Design: MRS was performed in the right hippocampus and right thalamus involved in the hypothalamic-pituitary-adrenal axis system, together with a motor planning region (dorsal anterior cingulate cortex/pre-supplementary motor area) and right dorsolateral prefrontal cortex (DLPFC). Eight occlusal splint-wearing men (OCS) with possible tooth-grinding and clenching behaviours and nine male controls (CON) with no such behaviour were studied.

Results: Repeated-measures ANOVA showed significant Group×Region interaction for GABA+ (p = 0.001) and glutamate (Glu) (p = 0.031). Between-group post hoc ANOVA showed significantly lower levels of GABA+ (p = 0.003) and higher levels of Glu (p = 0.002) in DLPFC of OCS subjects. These GABA+ and Glu group differences remained significant (GABA+, p = 0.049; Glu, p = 0.039) after the inclusion of anxiety as a covariate. Additionally, GABA and Glu levels in the DLPFC of all subjects were negatively related (Pearson's r = -0.75, p = 0.003).

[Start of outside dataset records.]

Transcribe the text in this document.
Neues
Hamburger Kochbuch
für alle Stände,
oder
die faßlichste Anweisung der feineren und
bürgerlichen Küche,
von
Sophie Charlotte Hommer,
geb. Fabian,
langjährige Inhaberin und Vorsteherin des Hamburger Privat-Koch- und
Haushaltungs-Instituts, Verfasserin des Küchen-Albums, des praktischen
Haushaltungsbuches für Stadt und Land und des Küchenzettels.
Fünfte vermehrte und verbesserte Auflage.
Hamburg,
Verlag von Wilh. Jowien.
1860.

Conclusions: These findings indicate that the oral behaviours of tooth-grinding and clenching, generally known as bruxism, may be associated with disturbances in brain GABAergic and glutamatergic systems.

Keywords: Anxiety; Bruxism; GABA; MRS; Metabolites; Pathophysiology.

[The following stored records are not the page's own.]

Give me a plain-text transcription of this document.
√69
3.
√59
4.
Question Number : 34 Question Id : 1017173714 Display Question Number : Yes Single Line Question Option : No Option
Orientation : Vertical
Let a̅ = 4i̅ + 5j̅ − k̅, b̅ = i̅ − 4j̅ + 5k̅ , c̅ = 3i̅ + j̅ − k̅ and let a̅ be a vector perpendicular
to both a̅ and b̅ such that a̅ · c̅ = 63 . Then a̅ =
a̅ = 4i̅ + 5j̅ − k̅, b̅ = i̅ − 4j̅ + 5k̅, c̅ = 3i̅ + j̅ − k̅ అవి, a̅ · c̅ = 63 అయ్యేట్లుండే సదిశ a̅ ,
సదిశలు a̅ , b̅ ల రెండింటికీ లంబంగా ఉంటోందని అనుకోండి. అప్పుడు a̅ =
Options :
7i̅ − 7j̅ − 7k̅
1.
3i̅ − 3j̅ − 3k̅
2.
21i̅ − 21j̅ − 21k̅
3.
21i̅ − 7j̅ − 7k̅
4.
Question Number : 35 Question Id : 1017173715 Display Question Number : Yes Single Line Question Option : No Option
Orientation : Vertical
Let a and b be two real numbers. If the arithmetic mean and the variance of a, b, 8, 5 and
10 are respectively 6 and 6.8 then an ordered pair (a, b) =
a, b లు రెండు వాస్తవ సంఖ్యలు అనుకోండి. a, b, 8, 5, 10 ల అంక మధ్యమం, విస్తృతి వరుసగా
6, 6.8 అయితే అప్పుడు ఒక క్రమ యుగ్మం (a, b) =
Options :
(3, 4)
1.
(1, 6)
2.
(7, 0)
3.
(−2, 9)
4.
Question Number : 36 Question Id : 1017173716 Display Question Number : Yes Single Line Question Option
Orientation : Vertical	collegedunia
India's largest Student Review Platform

Copyright © 2015 Elsevier Ltd. All rights reserved.

Figures

Figure 1

Sagittal and axial views showing representative VOI placement in the thalamus, hippocampus, DLPFC and dACC/preSMA (left column) and the respective short TE single voxel 1H PRESS spectra (middle column) and MEGA-PRESS GABA spectra (right column). The GABA+ peak at 3 ppm is very prominent for all four regions of interest. VOI = Volume Of Interest.

Figure 2

In the DLPFC, a significant negative correlation (Pearson coefficient=−0.754, p=0.003) is present between GABA+ and Glu concentrations.

Figure 3

In the hippocampus, a significant positive correlation (Pearson coefficient=0.783, p=0.004) is present between GABA+ and Glu concentrations.